Halucynacje są nieodłącznym elementem pracy z LLM, ale czy na pewno?

Celem tego kierunku rozwoju jest ograniczenie halucynacji i osadzenie w kontekście firmowym. Rozwój dużych modeli językowych (LLM) w kierunku logicznego wnioskowania i wykorzystania ontologii stanowi kluczowy trend w zarządzaniu wiedzą (KM).

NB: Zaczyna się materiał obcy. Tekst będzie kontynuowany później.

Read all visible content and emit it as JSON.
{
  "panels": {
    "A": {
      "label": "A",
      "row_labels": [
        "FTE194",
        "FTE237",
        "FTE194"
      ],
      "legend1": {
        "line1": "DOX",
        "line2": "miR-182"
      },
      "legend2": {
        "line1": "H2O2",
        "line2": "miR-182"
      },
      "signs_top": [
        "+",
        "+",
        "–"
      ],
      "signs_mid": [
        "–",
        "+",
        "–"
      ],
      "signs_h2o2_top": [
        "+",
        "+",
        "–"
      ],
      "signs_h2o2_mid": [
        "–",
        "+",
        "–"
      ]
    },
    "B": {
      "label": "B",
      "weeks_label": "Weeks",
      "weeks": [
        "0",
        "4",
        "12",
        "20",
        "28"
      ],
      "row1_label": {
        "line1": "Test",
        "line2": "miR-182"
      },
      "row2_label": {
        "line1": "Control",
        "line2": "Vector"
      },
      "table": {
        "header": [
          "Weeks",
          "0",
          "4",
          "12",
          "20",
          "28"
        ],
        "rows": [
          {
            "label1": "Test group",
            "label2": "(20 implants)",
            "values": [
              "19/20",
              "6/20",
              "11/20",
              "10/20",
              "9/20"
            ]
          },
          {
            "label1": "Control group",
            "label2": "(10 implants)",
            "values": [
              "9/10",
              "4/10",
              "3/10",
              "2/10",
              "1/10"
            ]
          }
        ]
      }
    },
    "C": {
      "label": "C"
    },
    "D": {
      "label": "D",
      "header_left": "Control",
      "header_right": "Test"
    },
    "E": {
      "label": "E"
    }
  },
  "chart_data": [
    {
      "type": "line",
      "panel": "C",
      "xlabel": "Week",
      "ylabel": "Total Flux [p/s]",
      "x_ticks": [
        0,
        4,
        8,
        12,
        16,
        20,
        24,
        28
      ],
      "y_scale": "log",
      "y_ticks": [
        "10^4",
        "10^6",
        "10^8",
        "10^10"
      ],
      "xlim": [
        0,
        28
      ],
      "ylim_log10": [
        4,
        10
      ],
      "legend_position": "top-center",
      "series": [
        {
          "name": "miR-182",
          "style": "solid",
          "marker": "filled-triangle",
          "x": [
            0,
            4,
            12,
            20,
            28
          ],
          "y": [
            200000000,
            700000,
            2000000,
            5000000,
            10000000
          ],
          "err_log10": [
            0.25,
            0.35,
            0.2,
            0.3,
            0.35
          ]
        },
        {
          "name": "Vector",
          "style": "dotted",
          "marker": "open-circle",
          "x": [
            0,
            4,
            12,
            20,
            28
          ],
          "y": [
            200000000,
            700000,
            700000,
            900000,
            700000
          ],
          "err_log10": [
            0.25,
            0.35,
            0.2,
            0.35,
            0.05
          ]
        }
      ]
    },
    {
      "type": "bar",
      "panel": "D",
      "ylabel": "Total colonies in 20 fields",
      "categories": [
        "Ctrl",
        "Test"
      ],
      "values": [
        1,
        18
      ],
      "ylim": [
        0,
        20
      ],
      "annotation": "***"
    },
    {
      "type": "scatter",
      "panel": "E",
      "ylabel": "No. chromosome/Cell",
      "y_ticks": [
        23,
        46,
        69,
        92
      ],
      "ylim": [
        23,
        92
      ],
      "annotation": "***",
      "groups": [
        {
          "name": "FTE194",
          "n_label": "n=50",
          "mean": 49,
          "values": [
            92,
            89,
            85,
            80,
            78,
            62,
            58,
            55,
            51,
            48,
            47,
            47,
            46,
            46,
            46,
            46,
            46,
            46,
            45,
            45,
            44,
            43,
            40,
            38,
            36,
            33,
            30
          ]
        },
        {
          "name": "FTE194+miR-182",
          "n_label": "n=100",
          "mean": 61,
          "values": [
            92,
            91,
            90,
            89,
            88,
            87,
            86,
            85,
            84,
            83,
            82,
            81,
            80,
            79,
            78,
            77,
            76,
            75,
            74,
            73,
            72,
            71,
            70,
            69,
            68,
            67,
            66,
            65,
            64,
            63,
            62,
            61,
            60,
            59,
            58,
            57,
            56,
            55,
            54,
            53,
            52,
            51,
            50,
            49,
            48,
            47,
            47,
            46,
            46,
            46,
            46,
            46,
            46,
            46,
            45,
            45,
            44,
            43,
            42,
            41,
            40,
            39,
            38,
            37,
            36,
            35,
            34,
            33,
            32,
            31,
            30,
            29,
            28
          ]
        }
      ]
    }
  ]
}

Pozytywne Aspekty i Trendy

  • Integracja LLM z Ontologiami i Grafami Wiedzy: Łączenie LLM z uporządkowaną wiedzą symboliczną (ontologie, grafy wiedzy) ogranicza halucynacje i wymusza zgodność z faktami, zmierzając do neuro-symbolicznego AI.
  • Zaawansowane Architektury Neurosymboliczne: Podejścia takie jak OG-RAG i RELATE integrują rygor symboliczny z płynnością sieci neuronowych, poprawiając poprawność i przypominanie faktów.
  • Redukcja Halucynacji i Spójność Ontologiczna: Rozwijane metody zapewniają ścisłą spójność z formalnymi aksjomatami i redukują halucynacje, co jest kluczowe dla wiarygodności LLM.
  • Agentowe Systemy KM i Bazy Wiedzy „Self-Healing”: Agenci AI zarządzają cyklem życia wiedzy, od automatycznego tagowania po wykrywanie luk i naprawianie informacji.

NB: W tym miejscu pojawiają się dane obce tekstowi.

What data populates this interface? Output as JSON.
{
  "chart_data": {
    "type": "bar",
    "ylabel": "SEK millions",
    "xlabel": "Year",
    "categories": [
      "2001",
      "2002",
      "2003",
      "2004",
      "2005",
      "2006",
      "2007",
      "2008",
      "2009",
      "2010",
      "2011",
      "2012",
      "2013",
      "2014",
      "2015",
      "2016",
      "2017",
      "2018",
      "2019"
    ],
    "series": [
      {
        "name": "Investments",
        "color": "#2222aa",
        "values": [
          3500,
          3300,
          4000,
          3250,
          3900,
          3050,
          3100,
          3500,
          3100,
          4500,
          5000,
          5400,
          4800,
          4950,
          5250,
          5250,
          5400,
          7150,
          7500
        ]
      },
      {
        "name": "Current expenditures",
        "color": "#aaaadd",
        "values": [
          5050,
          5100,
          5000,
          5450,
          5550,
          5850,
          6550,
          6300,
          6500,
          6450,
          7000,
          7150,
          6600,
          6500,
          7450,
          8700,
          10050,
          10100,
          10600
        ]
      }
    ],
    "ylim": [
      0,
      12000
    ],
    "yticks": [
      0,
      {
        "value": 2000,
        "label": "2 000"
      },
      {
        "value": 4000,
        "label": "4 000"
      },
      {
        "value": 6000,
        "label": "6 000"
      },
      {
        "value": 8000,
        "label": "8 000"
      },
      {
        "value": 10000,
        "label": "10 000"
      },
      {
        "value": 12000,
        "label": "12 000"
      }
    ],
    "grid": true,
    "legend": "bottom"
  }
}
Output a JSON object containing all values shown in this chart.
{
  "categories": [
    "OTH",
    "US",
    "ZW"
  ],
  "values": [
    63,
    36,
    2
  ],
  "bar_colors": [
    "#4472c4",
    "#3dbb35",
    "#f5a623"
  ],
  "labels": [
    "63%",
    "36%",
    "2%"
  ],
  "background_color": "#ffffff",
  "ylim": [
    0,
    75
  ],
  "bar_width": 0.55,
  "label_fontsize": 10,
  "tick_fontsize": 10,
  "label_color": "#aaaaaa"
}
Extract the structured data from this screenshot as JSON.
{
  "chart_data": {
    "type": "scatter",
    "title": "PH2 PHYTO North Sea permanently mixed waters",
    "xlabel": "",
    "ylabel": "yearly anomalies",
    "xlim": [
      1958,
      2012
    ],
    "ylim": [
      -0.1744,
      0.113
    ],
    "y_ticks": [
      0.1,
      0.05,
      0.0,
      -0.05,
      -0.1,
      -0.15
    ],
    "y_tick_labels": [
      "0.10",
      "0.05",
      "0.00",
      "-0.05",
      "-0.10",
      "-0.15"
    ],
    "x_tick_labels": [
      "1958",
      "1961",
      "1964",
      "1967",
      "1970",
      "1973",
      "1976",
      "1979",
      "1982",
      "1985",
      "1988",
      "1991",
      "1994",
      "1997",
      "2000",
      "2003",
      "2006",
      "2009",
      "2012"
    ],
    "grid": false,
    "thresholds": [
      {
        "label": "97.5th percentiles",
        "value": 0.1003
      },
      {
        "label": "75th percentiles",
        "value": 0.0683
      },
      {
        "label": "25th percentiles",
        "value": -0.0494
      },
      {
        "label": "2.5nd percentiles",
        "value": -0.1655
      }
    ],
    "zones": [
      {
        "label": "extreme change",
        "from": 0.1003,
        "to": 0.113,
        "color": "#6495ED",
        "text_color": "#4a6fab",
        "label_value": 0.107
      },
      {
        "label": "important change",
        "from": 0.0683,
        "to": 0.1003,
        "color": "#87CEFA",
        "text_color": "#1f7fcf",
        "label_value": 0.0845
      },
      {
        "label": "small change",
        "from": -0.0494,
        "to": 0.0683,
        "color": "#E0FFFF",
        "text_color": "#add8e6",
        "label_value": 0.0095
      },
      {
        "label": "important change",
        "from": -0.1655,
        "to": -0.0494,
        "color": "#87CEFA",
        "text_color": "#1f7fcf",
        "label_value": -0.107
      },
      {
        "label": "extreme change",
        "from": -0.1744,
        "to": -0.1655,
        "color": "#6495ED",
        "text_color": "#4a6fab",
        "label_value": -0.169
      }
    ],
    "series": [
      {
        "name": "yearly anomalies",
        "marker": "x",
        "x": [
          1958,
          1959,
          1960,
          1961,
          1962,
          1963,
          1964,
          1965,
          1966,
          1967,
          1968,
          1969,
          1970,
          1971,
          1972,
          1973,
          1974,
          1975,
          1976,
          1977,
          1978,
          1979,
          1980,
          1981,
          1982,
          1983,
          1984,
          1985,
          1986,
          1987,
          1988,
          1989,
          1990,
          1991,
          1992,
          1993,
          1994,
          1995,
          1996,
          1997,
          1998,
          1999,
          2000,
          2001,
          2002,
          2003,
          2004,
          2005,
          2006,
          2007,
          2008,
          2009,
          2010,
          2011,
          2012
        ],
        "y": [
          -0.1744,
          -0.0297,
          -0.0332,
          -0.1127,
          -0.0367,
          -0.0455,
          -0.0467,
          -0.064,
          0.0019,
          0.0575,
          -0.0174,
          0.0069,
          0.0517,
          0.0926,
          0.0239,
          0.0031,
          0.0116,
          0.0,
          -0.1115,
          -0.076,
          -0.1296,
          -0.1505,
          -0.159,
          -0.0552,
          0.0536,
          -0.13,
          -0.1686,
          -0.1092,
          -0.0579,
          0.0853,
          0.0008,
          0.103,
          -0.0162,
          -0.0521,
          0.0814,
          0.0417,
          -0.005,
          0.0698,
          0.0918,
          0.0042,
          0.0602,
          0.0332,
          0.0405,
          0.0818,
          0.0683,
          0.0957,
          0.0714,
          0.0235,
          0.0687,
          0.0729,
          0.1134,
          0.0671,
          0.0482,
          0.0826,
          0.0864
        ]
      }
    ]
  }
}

Wyzwania i Strategiczne Imperatywy

  • Governance i Zaufanie: Kluczowe jest zapewnienie „pochodzenia” wiedzy, umożliwiając wskazanie źródeł odpowiedzi.
  • Ciągła Reewaluacja Strategii: Szybki rozwój AI wymusza nieustanną reewaluację strategii KM.
  • Priorytetowe Włączenie AI: Włączenie AI do zespołów zarządzających wiedzą jest pilną potrzebą.

Podsumowanie

Rozwój architektury OG-RAG i wnioskowania logicznego w LLM tworzy inteligentne ekosystemy wiedzy, zwiększając efektywność i wiarygodność zarządzania informacją.